City Pages Review: Twitter fame, the meaning of life and abortion rights
Since the curtains came down on 2019, many of us have spent more time inside our homes than we had ever imagined. The pandemic has thrown up political and social change rarely seen in peacetime, but living through and talking about Covid has consumed incredible amounts of oxygen, often to the exclusion of other worthy issues.
In a series of reviews released this week, CityAM columnists have handpicked books to help make sense of our lives outside of our living room.
No-one Is Talking About This by Patricia Lockwood
Review by Eliot Wilson.
Patricia Lockwood is a poet. And it shows.
No-one Is Talking About This is an extraordinary explosion of words and fragments, sometimes like a snowstorm and sometimes like hard, unforgiving hailstones. Ostensibly the narration of an internet celebrity (“the portal” in Lockwood’s words), it follows the protagonist through her observations on life as perceived through the portal, and then, in part two, the tragedy of her sister giving birth to a baby with Proteus Syndrome.
There is little secret that the narrator and Lockwood herself are one. From the intensely Catholic father figure (the author’s father is a priest) and the lack of a college education to the listless but addictive engagement with the world as shown to her by the internet, the identification is strong; Lockwood’s early fame came almost entirely through Twitter, being the only author to appear twice in The Atlantic’s “The Best Tweets of All Time” in 2013, and she was a leading member of the Weird Twitter movement.

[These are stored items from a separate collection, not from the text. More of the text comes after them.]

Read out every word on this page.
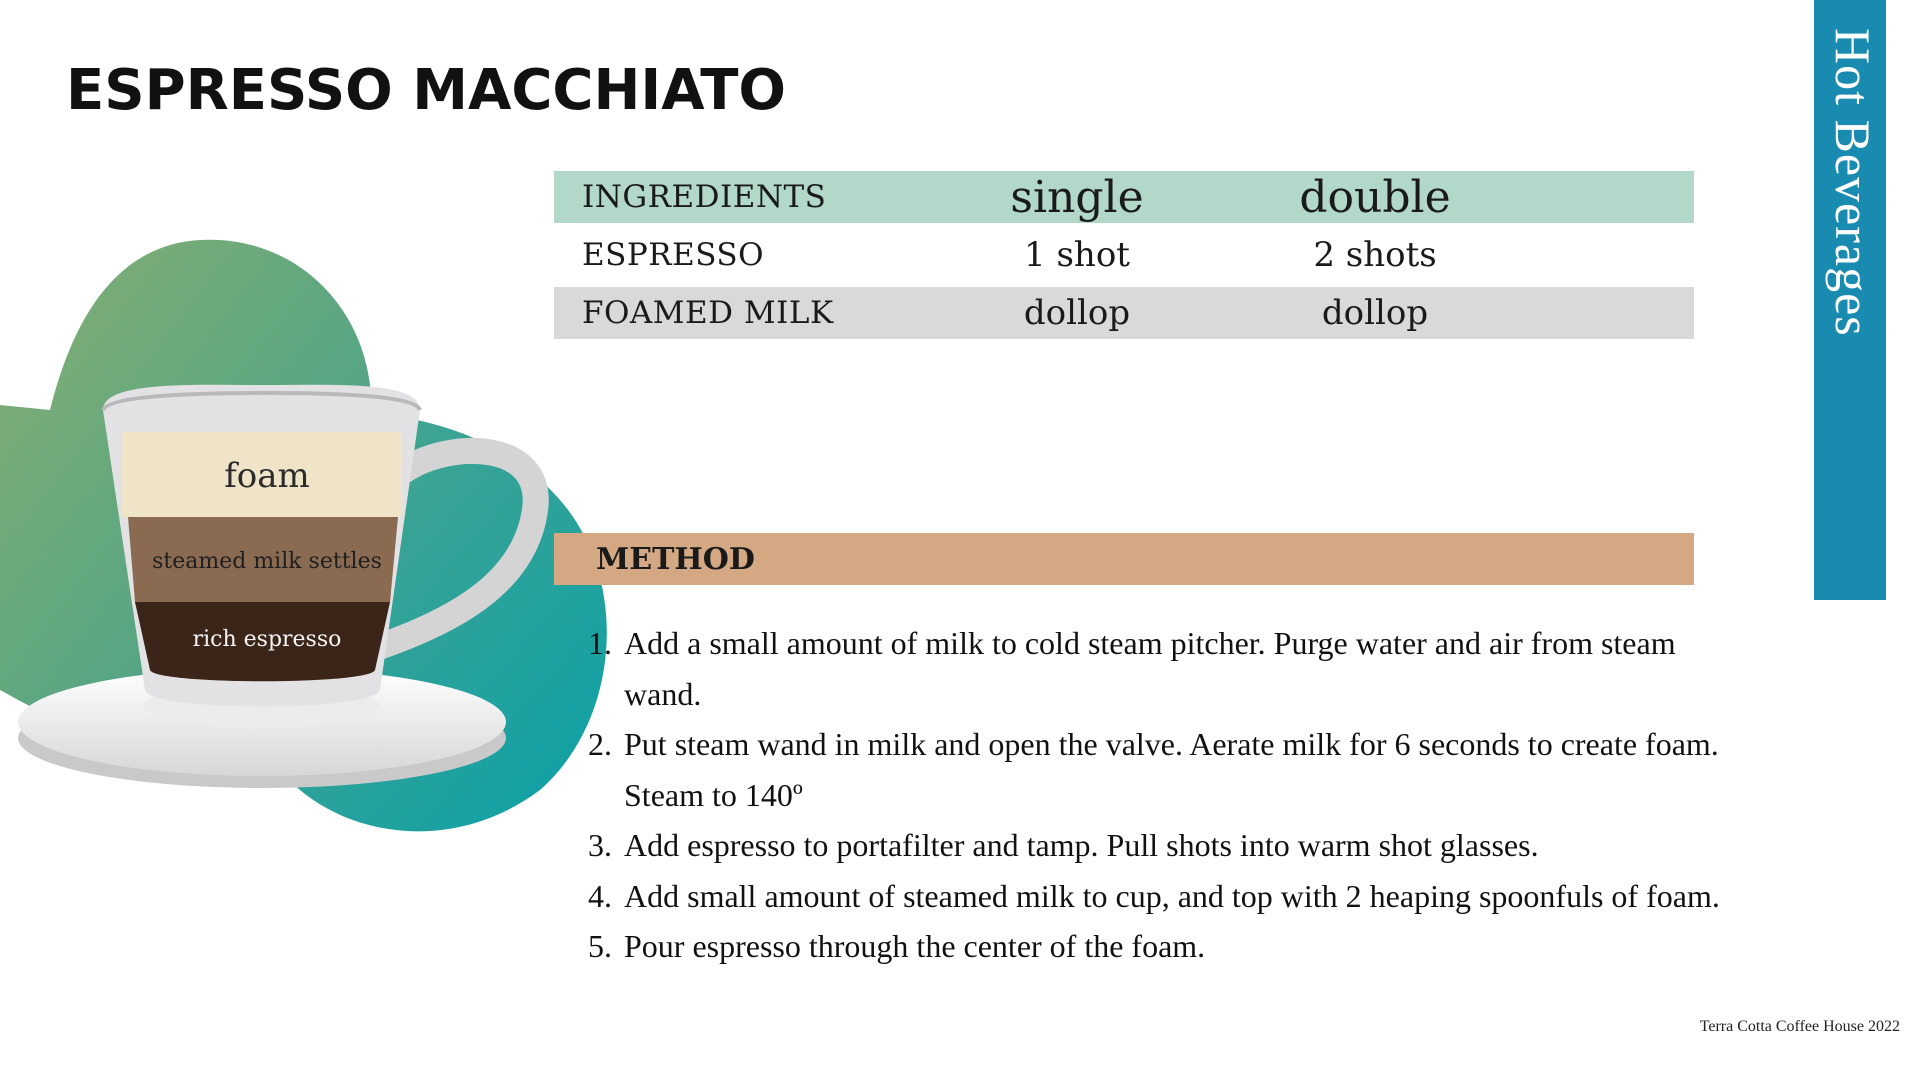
ESPRESSO MACCHIATO	Hot Beverages
foam
steamed milk settles
rich espresso
INGREDIENTS	single	double
ESPRESSO	1 shot	2 shots
FOAMED MILK	dollop	dollop
METHOD
1. Add a small amount of milk to cold steam pitcher. Purge water and air from steam wand.
2. Put steam wand in milk and open the valve. Aerate milk for 6 seconds to create foam. Steam to 140º
3. Add espresso to portafilter and tamp. Pull shots into warm shot glasses.
4. Add small amount of steamed milk to cup, and top with 2 heaping spoonfuls of foam.
5. Pour espresso through the center of the foam.
Terra Cotta Coffee House 2022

The first half of the book is light on plot; we see what one reviewer called a “kaleidoscope” of words as Lockwood/the narrator muses on existence. “In the fifties”, the narrator snarls, “I would have belonged to a milkshake gang and had a nickname like Ratbite.” You know exactly what she means.
And sometimes these epigrams of the ether are pointed. She skewers tedious verbiage about modern culture when she observes that “all writing about the portal so far had a strong whiff of the old white intellectuals being weird about the blues, with possible boner involvement”. That certainly made me look back guiltily at some of my writing.
The shock value is balanced between the desire to analyse crisply and the desire to outrage. As the narrator considers her mutual relationship of need and desire with the portal, she concludes that she feels wanted by it in good times; but “in baser ones, she saw herself bent over, on her knees.”
Part two of the novel moves into more profound territory. The realisation that the narrator’s sister’s unborn child is damaged, and will have a short life if she lives at all, allows Lockwood to explore nothing short of the meaning of life. When the baby is born, despite her challenges, and survives, the narrator becomes devoted to her, and that devotion changes her perspective on the world. She begins to imagine the child as a strange but higher being, calm and observant, on earth for only a short time but seeking to reassure everyone that things will be well.
Underlying the narrative, however, is the question of abortion.
The action takes place in Ohio, which in April 2019 passed the so-called Heartbeat Bill, preventing abortion after a heartbeat was detected in the foetus and representing one of the most severe restrictions on termination in the US. So when the narrator’s sister discovers her baby is suffering from Proteus Syndrome, a termination is simply not an option. This avoids a conflict with their religious and conservative father, but he too finds himself in a gut-wrenching dilemma at the fact that Obamacare, which he hates, is paying the young girl’s health costs.
No-one Is Talking About This is a slender book, not much more than 200 pages. It is not closely printed, nor does it feel dense. But it is an extraordinarily intense read, as the words and syllables burst in front of your eyes and the tightly knotted moral questions become more pressing. It is quirky and mannered, and readers will either find that groove straight away, or may never do so.
If you want to wrestle with life’s biggest problems, but enjoy someone who treats words as malleable ornaments and delights, you will react as I did. And for a while, you will not look at prose in the same way again.
No One Is Talking About This by Patricia Lockwood is published by Bloomsbury (£14.99).